Collins, the well-respected PGA Pro and general manager of the San Ramon Golf Club, helped the Gaels advance to the Northern California tournament for the first time.
Dublin, which won a fourth consecutive Diablo Foothill Athletic League title, qualified for the NorCal tournament with a second-place finish at the North Coast Section Tournament of Champions at Castlewood Country Club.
The Gaels capped the season with a respectable sixth place at the NorCal tournament at Butte Creek Country Club in Chico with a five-player score of 386. Five Gaels broke 80: Steven Sunwoo Choi (75), Jacob Solomon and William Choi (both 77), Joe Furtado (78) and Taylor Bromley (79).
Dublin appeared to have a great success formula -- a gifted coach and a talented squad that bought into his system.
"He's a great dude," said Furtado, the DFAL MVP, of Collins. "He spends time with us, makes sure we're doing everything right. If we have any questions or anything he helps us out, no matter what."
Collins is quick to credit former Dublin head coach Chris Meredith, now the Gaels' girls golf coach, with building the boys program. Collins was Meredith's assistant, or his ace in the hole, for the three previous seasons.
"Chris and I worked really well together," Collins said. "Chris is a great mentor of kids, so you have one guy that's a really good
Meredith thinks highly of Collins' coaching ability and his generosity.
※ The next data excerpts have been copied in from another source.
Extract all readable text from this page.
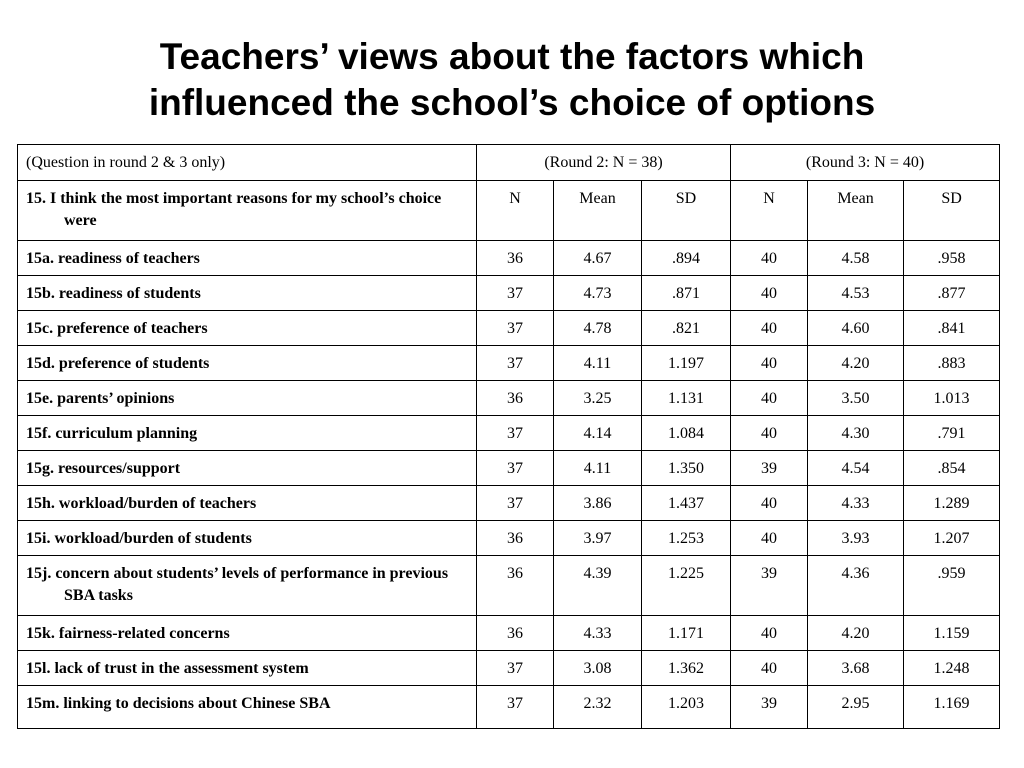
Teachers’ views about the factors which
influenced the school’s choice of options
(Question in round 2 & 3 only)	(Round 2: N = 38)			(Round 3: N = 40)		

15. I think the most important reasons for my school’s choice were	N	Mean	SD	N	Mean	SD

15a. readiness of teachers	36	4.67	.894	40	4.58	.958

15b. readiness of students	37	4.73	.871	40	4.53	.877

15c. preference of teachers	37	4.78	.821	40	4.60	.841

15d. preference of students	37	4.11	1.197	40	4.20	.883

15e. parents’ opinions	36	3.25	1.131	40	3.50	1.013

15f. curriculum planning	37	4.14	1.084	40	4.30	.791

15g. resources/support	37	4.11	1.350	39	4.54	.854

15h. workload/burden of teachers	37	3.86	1.437	40	4.33	1.289

15i. workload/burden of students	36	3.97	1.253	40	3.93	1.207

15j. concern about students’ levels of performance in previous SBA tasks	36	4.39	1.225	39	4.36	.959

15k. fairness-related concerns	36	4.33	1.171	40	4.20	1.159

15l. lack of trust in the assessment system	37	3.08	1.362	40	3.68	1.248

15m. linking to decisions about Chinese SBA	37	2.32	1.203	39	2.95	1.169
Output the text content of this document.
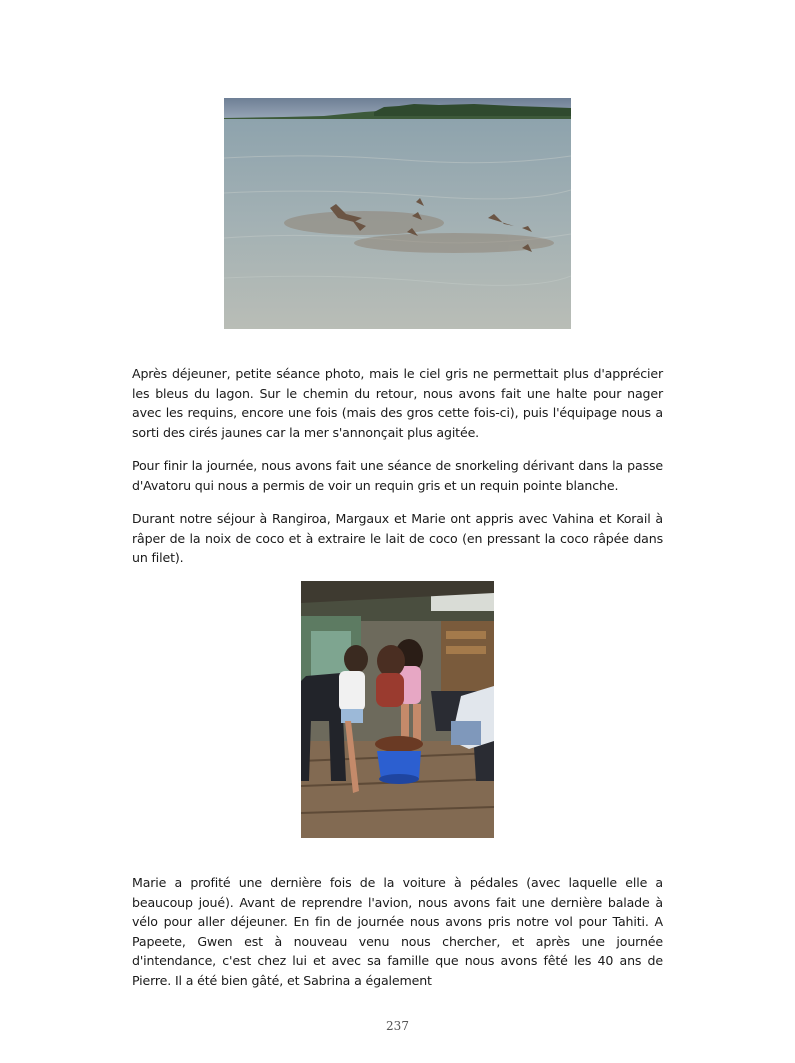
Après déjeuner, petite séance photo, mais le ciel gris ne permettait plus d'apprécier les bleus du lagon. Sur le chemin du retour, nous avons fait une halte pour nager avec les requins, encore une fois (mais des gros cette fois-ci), puis l'équipage nous a sorti des cirés jaunes car la mer s'annonçait plus agitée.

Pour finir la journée, nous avons fait une séance de snorkeling dérivant dans la passe d'Avatoru qui nous a permis de voir un requin gris et un requin pointe blanche.

Durant notre séjour à Rangiroa, Margaux et Marie ont appris avec Vahina et Korail à râper de la noix de coco et à extraire le lait de coco (en pressant la coco râpée dans un filet).

Marie a profité une dernière fois de la voiture à pédales (avec laquelle elle a beaucoup joué). Avant de reprendre l'avion, nous avons fait une dernière balade à vélo pour aller déjeuner. En fin de journée nous avons pris notre vol pour Tahiti. A Papeete, Gwen est à nouveau venu nous chercher, et après une journée d'intendance, c'est chez lui et avec sa famille que nous avons fêté les 40 ans de Pierre. Il a été bien gâté, et Sabrina a également

237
"He's just a real quality individual," Meredith said. "He's a giver. He really gives back to the community, the school community, the golfing community, with no expectations in return. His heart is in the right place all the time. He's also a genius golf instructor."
Collins, whose son Ryan played golf at San Jose State, helped launch of the new NCPGA Junior Golf Tour. He was selected as one of the country's top 50 kids' teachers in 2011 by U.S. Kids Golf Foundation. His extensive resume includes time as an assistant varsity basketball coach at Bishop O'Dowd, and a junior varsity basketball assistant at Dublin.
So the Gaels' golfers were in good hands.
Collins admits that he doesn't really work on the players' swing techniques during the season because so many kids have private coaches these days.
"We worked a lot on the short game," he said.
To build on his squad's golfing talent, he initiated a Titleist Performance Institute (TPI) in which the Gaels worked twice a week with a certified instructor, Tony Carrera. Collins believes the TPI training bolstered the Gaels' fitness and mental toughness.
Moreover, the Gaels didn't just show up for matches and start hitting shots. They were prepared.
"We looked at every course that we were going to play, and we had a course management game plan for every match and every tournament," Collins said.
No wonder they were so tough to beat.